On this week in 1997, the Nevada Athletic Commission dropped the hammer on Mike Tyson after a piece of Evander Holyfield's ear hit the mat in a title fight. In this edition of Throwback Thursday, we'll take a look at one of the most vile acts in the history of organized sport.
While the unanimous vote to ban Tyson came on July 9, the fight took place on June 28, at Madison Square Garden. It was a $100-million mega-fight pitting Holyfield vs. Tyson for the second time with the WBA crown on the line. In their first fight, Holyfield was widely considered an underdog and he knocked out Tyson.
Tyson complained about Holyfield's headbutting tactics after the first bout and when a cut was opened up over Tyson's eye following a second-round headbutt in the rematch, he saw red.

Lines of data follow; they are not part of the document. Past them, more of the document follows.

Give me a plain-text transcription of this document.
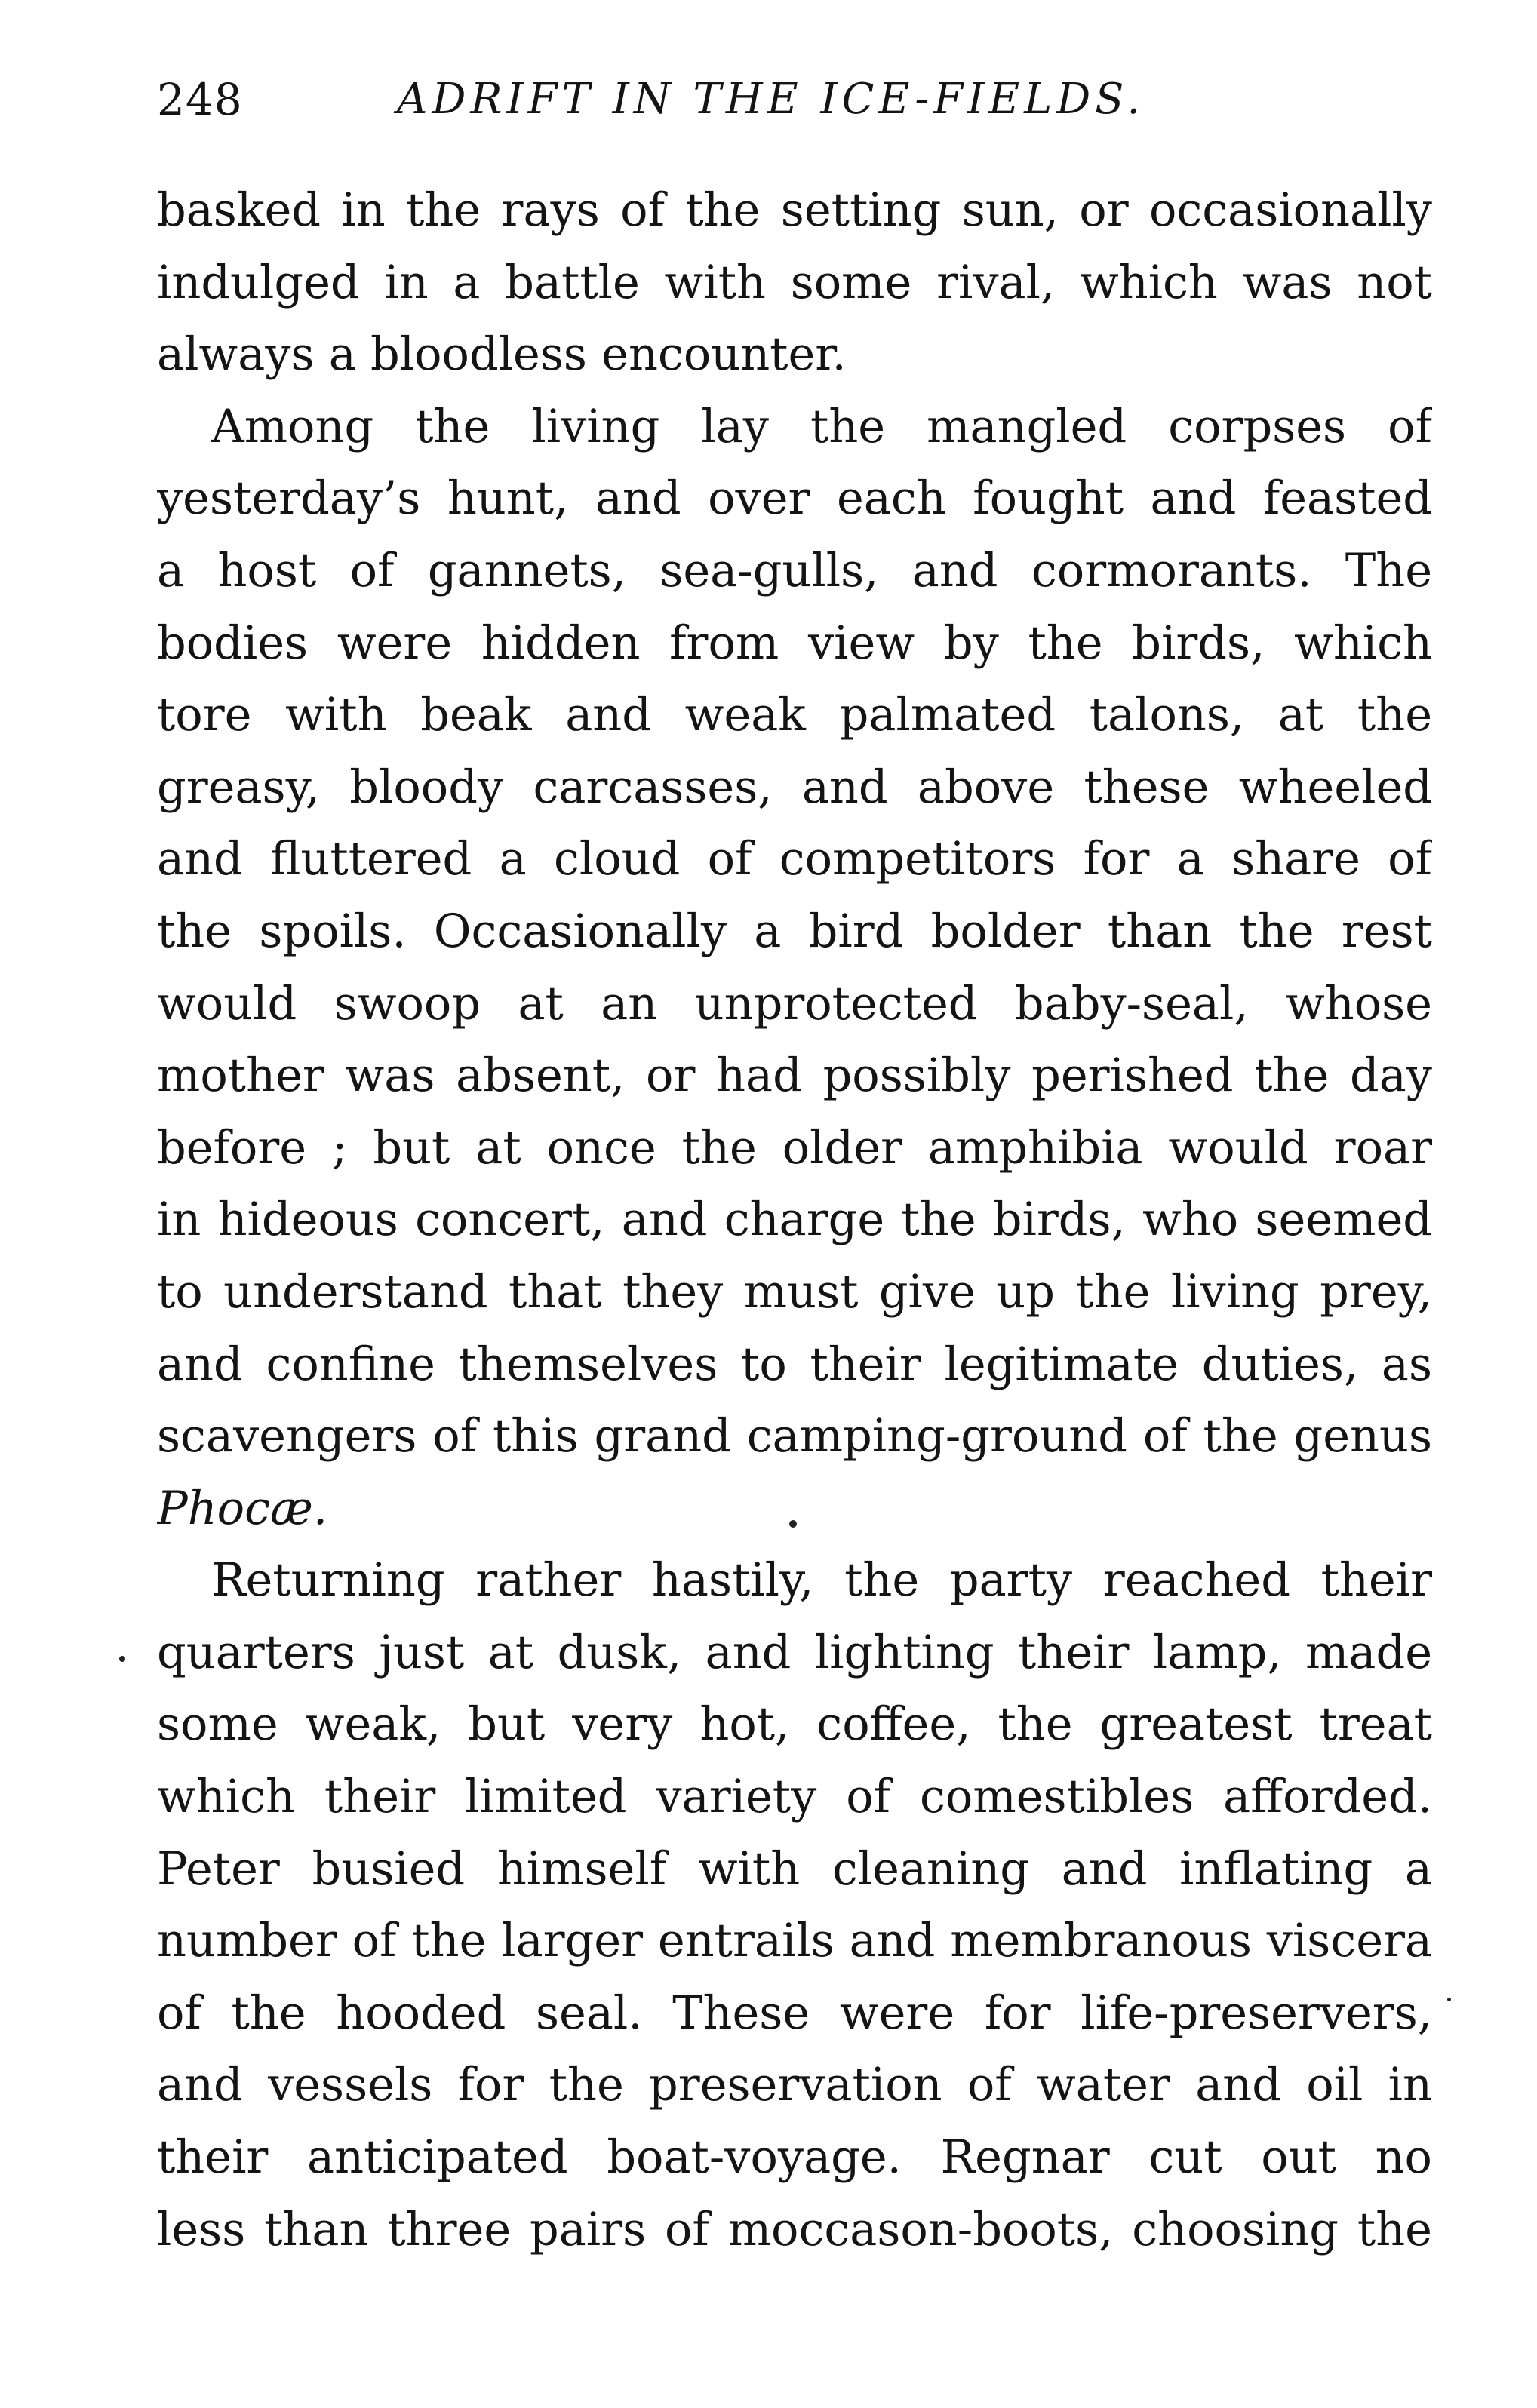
248	ADRIFT IN THE ICE-FIELDS.
basked in the rays of the setting sun, or occasionally
indulged in a battle with some rival, which was not
always a bloodless encounter.
Among the living lay the mangled corpses of
yesterday’s hunt, and over each fought and feasted
a host of gannets, sea-gulls, and cormorants. The
bodies were hidden from view by the birds, which
tore with beak and weak palmated talons, at the
greasy, bloody carcasses, and above these wheeled
and fluttered a cloud of competitors for a share of
the spoils. Occasionally a bird bolder than the rest
would swoop at an unprotected baby-seal, whose
mother was absent, or had possibly perished the day
before ; but at once the older amphibia would roar
in hideous concert, and charge the birds, who seemed
to understand that they must give up the living prey,
and confine themselves to their legitimate duties, as
scavengers of this grand camping-ground of the genus
Phocæ.
Returning rather hastily, the party reached their
quarters just at dusk, and lighting their lamp, made
some weak, but very hot, coffee, the greatest treat
which their limited variety of comestibles afforded.
Peter busied himself with cleaning and inflating a
number of the larger entrails and membranous viscera
of the hooded seal. These were for life-preservers,
and vessels for the preservation of water and oil in
their anticipated boat-voyage. Regnar cut out no
less than three pairs of moccason-boots, choosing the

The former champion left his corner in the third round without a mouthpiece, but was instructed to put it back in. He unloaded on Holyfield with punches and then near the end of the round, the first chomp occurred. The moment was documented by Sports Illustrated.
Holyfield got Tyson in a clinch, and Tyson rolled his head above Holyfield's shoulder. He then bit Holyfield's right ear, severing it. Holyfield pushed Tyson away and started hopping up and down in pain, spinning around in a circle holding his ear.
Shockingly, referee Mills Lane let the fight go on. Not shockingly (at this point), Tyson took another bite.
The fight resumed with 30 seconds left in the round. The two fought into another clinch. Tyson craned his neck around again and bit Holyfield's left ear with 22 seconds left. Holyfield threw his hands around to get out of the clinch and jumped back as Tyson waved his arms in a "come on" motion.
Our Boxing Insider Ryan Maquinana will never forget the gruesome moment.
"Just a bizarre night," Maquinana recalls. "I don't even remember what happened before and after the fight anymore, but the image of someone's ear cartilage tumbling to the canvas never leaves you."
Chaos ensued after the fight was called. Tyson threw punches at anyone in his proximity as people poured into the ring. Tyson even went after a fan in the crowd after he was pelted with a bottle of water. The whole thing was witnessed live on pay-per-view at $49.95 a pop.
After the dust had settled -- and the pieces of Holyfield's ear were accounted for -- Tyson, known for his wacky post-fight comments, told reporters that he was protecting his family.
What am I supposed to do? This is my career; I can't continue getting butted like that. I've got children to raise and he keeps butting me, I gotta retaliate. Holyfield is not the warrior he claims he is. He got a little nick on his ear and he quit. I got one eye, he's got ears, he's not impaired.
Tyson actually got his boxing license back from the Nevada Athletic Commission just 15 months later. He would end up stepping into the ring 10 more times. None of those bouts were in Nevada, or against Holyfield. The two fighters eventually squashed their beef. They settled their differences on Oprah, and Tyson even helped Holyfield promote his BBQ sauce, sort of.
If that doesn't make you hungry, I don't know what does.